Ora bem, a sociedade civil já não pode sustentar mais uma classe militar sobredimensionada, com 50 Coronés para cada Regimento - para quem não sabe, um coronel, por definição, só deve existir se houver um regimento para ele comandar -, cujas patentes não são obtidas em função das necessidades logísticas, mas apenas como mera progressão automática de carreira semelhante a tudo o que acontecia na Função Pública. E chegámos a um ponto que, proporcionalmente, temos mais Generais e Almirantes do que a Potência Militar Norte-Americana. Numa situação muito parecida com a CP dos comboios onde temos um cargo de chefia por cada 1,5 trabalhadores de base. Ou seja, cada 3 homens têm 2 chefes.

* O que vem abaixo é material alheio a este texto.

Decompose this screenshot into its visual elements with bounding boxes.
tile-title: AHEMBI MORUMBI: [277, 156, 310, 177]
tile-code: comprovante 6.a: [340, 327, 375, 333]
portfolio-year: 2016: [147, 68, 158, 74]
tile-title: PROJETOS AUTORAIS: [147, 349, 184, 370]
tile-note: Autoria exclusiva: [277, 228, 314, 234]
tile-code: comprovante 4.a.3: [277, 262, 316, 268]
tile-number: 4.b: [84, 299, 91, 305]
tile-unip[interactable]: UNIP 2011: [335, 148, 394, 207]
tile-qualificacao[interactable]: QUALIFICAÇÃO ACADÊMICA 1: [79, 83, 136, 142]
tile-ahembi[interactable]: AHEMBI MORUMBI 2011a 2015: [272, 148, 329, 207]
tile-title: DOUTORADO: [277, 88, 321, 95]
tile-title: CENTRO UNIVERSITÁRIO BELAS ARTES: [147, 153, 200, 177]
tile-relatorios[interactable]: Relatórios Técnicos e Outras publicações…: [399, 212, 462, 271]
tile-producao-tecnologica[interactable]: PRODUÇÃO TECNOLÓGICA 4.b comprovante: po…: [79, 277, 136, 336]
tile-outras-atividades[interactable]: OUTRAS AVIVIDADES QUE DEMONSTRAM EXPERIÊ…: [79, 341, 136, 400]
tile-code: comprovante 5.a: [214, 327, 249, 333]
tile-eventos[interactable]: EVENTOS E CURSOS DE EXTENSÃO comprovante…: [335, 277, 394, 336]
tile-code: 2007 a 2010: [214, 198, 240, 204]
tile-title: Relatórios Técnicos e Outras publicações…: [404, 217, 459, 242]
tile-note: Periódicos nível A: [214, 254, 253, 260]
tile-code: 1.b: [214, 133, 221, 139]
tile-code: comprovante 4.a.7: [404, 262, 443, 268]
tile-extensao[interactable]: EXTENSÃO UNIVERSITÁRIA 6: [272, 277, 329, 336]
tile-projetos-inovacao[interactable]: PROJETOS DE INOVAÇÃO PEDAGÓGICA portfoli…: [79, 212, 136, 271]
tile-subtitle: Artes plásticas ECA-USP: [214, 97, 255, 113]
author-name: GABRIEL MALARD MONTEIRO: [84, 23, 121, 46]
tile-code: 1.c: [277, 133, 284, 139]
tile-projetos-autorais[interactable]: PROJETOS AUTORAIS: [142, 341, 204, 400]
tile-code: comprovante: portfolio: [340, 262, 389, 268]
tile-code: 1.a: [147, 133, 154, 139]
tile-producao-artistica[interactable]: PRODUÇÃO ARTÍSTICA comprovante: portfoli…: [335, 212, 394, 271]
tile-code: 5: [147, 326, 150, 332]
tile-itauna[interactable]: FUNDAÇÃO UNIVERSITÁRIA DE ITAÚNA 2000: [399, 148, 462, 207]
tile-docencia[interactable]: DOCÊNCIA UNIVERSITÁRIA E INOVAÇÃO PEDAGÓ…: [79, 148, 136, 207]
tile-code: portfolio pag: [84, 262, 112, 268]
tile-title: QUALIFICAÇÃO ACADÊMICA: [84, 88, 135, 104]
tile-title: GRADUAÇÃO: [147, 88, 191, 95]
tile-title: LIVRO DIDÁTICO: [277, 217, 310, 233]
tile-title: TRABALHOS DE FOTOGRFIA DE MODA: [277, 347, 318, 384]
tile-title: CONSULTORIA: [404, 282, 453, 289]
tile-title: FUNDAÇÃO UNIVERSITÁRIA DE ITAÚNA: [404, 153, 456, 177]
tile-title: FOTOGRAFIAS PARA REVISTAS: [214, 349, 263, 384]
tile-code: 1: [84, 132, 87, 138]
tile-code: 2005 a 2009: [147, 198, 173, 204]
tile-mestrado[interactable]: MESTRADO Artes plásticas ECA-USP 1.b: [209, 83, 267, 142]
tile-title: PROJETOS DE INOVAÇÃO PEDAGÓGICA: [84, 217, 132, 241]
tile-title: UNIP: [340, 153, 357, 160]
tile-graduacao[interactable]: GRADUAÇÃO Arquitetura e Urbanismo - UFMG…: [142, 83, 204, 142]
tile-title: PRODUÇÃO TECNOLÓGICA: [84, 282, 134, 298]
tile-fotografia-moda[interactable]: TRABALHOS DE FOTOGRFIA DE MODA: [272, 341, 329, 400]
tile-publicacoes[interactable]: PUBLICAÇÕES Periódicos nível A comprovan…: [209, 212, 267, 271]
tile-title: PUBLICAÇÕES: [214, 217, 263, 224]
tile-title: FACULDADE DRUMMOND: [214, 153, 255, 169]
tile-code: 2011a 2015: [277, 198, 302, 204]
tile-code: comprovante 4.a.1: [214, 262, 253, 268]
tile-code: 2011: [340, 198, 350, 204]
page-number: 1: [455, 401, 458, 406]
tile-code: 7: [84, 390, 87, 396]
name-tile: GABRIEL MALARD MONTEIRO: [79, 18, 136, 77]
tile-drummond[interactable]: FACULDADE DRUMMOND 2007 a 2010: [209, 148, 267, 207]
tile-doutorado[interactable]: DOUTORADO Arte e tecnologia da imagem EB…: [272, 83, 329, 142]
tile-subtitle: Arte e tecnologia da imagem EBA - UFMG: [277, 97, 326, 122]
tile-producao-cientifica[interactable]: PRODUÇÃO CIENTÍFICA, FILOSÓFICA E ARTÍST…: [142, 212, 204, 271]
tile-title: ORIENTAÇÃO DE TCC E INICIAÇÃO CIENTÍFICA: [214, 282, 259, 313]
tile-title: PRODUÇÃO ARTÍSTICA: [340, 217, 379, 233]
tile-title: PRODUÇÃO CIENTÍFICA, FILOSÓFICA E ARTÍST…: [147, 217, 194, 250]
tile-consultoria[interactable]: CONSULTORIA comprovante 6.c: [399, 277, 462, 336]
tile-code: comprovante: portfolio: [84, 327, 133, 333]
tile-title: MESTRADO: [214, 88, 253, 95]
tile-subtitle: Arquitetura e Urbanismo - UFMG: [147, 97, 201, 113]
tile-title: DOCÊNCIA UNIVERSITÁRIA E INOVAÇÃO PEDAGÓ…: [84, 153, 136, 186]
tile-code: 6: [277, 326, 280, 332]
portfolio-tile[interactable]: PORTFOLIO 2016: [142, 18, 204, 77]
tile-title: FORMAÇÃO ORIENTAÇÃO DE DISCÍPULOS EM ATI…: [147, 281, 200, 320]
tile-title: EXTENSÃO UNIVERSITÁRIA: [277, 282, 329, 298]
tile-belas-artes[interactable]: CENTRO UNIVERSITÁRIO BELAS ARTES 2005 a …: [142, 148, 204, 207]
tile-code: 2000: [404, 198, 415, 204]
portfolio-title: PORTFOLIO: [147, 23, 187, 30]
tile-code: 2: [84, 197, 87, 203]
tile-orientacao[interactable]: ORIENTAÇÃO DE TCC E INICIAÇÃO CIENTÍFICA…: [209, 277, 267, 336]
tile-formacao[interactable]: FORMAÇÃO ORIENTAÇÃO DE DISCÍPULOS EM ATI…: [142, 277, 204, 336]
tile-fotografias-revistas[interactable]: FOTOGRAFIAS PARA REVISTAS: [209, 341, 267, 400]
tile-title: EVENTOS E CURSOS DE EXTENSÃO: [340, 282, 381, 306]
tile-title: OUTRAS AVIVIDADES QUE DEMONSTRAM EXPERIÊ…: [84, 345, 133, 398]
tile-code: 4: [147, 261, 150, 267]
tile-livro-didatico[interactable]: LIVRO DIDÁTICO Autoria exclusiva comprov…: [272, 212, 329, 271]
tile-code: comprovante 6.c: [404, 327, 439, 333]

Hoje em dia, perante as novas realidades da Geopolítica, perante os problemas do mar e a extensão da nossa costa, perante a escassez de meios financeiros, impõe-se reformular a Instituição Militar, mantendo o hiper-eficaz Regimento de Comandos-Paraquedistas como força rápida de intervenção e salvamento de cidadãos portugueses em qualquer parte do mundo e de uma Armada copiada da Guarda Costeira americana, com vasos de guerra de média dimensão, patrulheiros, salva-vidas, aviões de busca e helicópteros de salvamento. A Força Aérea, que produz os licenciados mais caros do País - os Pilotos-aviadores - formaria pilotos, não para os F-16 cuja operacionalidade é economicamente insustentável e inútil, não para a TAP e SATA - quem quiser cursos de pilotos que os vá pagar a escolas particulares - , mas para os Canadairs de combate a incêndios. O resto da tropa fandanga ia à sua vidinha. Não fazem falta. E, assim, os Militares, com fundamento na relevância da respectiva função, seriam respeitados. Como as coisas estão, a sociedade civil não consegue esquecer as centenas de milhar de reformados militares aos 50 anos de idade que andam por aí em manifestações corporativas a exigir aquilo que a sociedade já não lhe pode prestar. Ao mesmo tempo que ninguém os leva a sério, nem reconhece, na esmagadora maioria dos casos, qualquer utilidade às funções que prestaram dentro dos muros dos quartéis.
Em especial para salvaguardar a Honra da Instituição Militar que noutros séculos tanto deu à Nação convém rapidamente definir o que o nosso País necessita em termos militares. E na parte que não necessita ter a coragem de acabar com o escandalo de pagar vencimentos a funcionários públicos fardados com nenhuma utilidade para a sociedade.
Por isso, o General Eanes tem plena razão. A sociedade civil tem que definir para que precisa dos militares e, feita essa escolha, deve ser coerente e garantir o sustento das funções militares que escolheu até às últimas consequências.
Os Militares que passam aqui na Baixa de Lisboa em manifestações com ameaças veladas de recurso às armas, deveriam ter um pouquinho de vergonha na cara. Se não, um dia destes, quando ali passaram está lá um cartaz a dizer. "EU TAMBÉM GOSTAVA DE ME REFORMAR AOS 50 ANOS, MAS ESTOU AQUI A TRABALHAR PARA VOS PAGAR AS PENSÕES".